Jenis penelitian yang digunakan dalam penelitian ini adalah quasi eksperimen
dengan pendekatan kuantitatif. Populasi penelitian ini adalah siswa kelas VIII SMP
Negeri 02 Tempurejo. Pemilihan sampel dilakukan dengan menggunakan
Nonequivalent control grup design. Pada penelitian ini, kelas yang dijadikan
sampel adalah kelas VIII B dan VIII C sebanyak 54 siswa dengan rincian kelas VIII
B sebanyak 26 siswa digunakan sebagai kelas kontrol dan kelas VIII C sebanyak
28 siswa digunakan sebagai kelas eksperimen. Pengumpulan data menggunakan tes
kemampuan penalaran matematis pada materi teorema pythagoras. Data yang
didapat selanjutnya diuji nomalitas dan homogenitasnya sebelum uji hipotesis. Uji
Hipotesis pada penelitian ini menggunakan uji mann withney.

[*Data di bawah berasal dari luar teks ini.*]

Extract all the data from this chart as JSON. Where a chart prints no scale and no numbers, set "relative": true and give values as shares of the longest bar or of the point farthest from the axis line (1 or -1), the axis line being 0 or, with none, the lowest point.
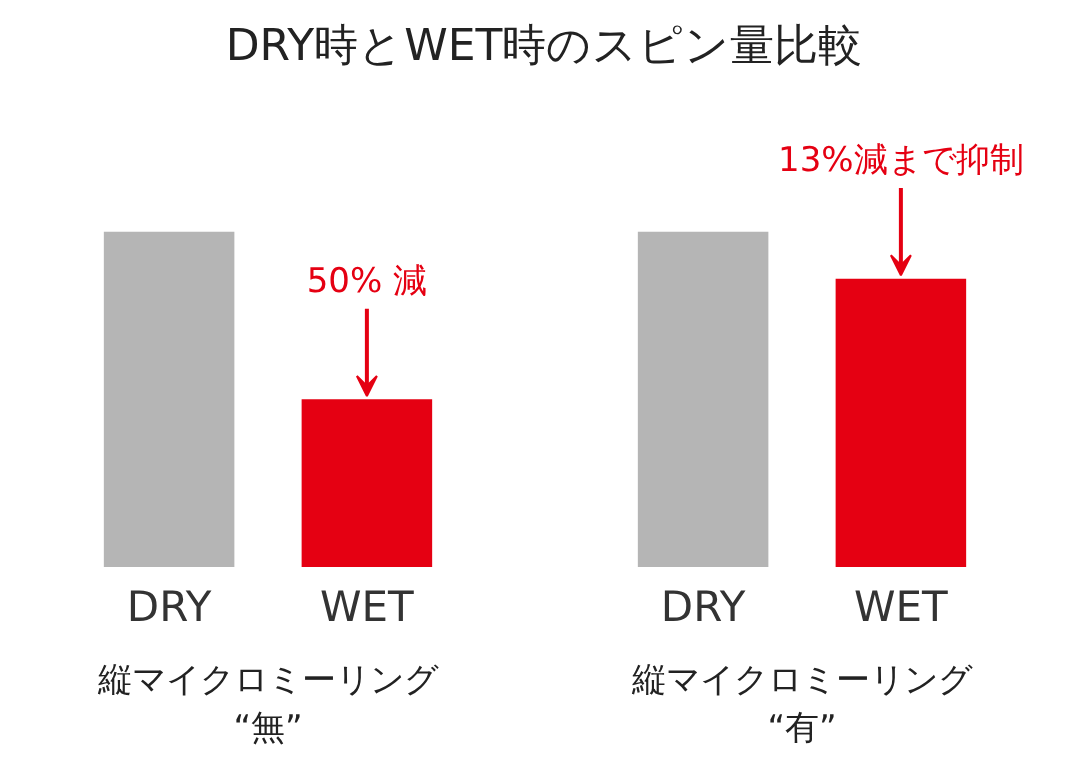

Pengambilan data dan pembelajaran dilaksanakan dalam lima kali pertemuan
dengan rincian pada pertemuan pertama dilakukan pengambilan nilai UTS siswa
Kelas VIII A s/d VIII D. Kemudian, pertemuan kedua dilaksanakan pretest pada
kelas kontrol dan kelas eksperimen. Nilai pada pretest lakukan uji normalitas dan homogenitas. Uji normalitas pada nilai pretest dilakukan untuk membuktikan
bahwa sampel yang digunakan dapat mewakili populasi. Dan uji homogenitasnya
digunakan untuk melihat bahwa kelas kontrol dan eksperimen memiliki
kemampuan yang setara. Proses pembelajaran dilakukan selama 4 × 40 menit atau
dua pertemuan. Pada akhir pertemuan dilakukan posttest pada kelas eksperimen dan
kelas kontrol. Kemudian, dilakukan uji normalitas dan uji homogenitas. Hasilnya
menyatakan bahwa data tidak berdistribusi normal, namun data tersebut homogen.
Sehingga, uji hipotesis yang dilakukan menggunakan uji mann withney.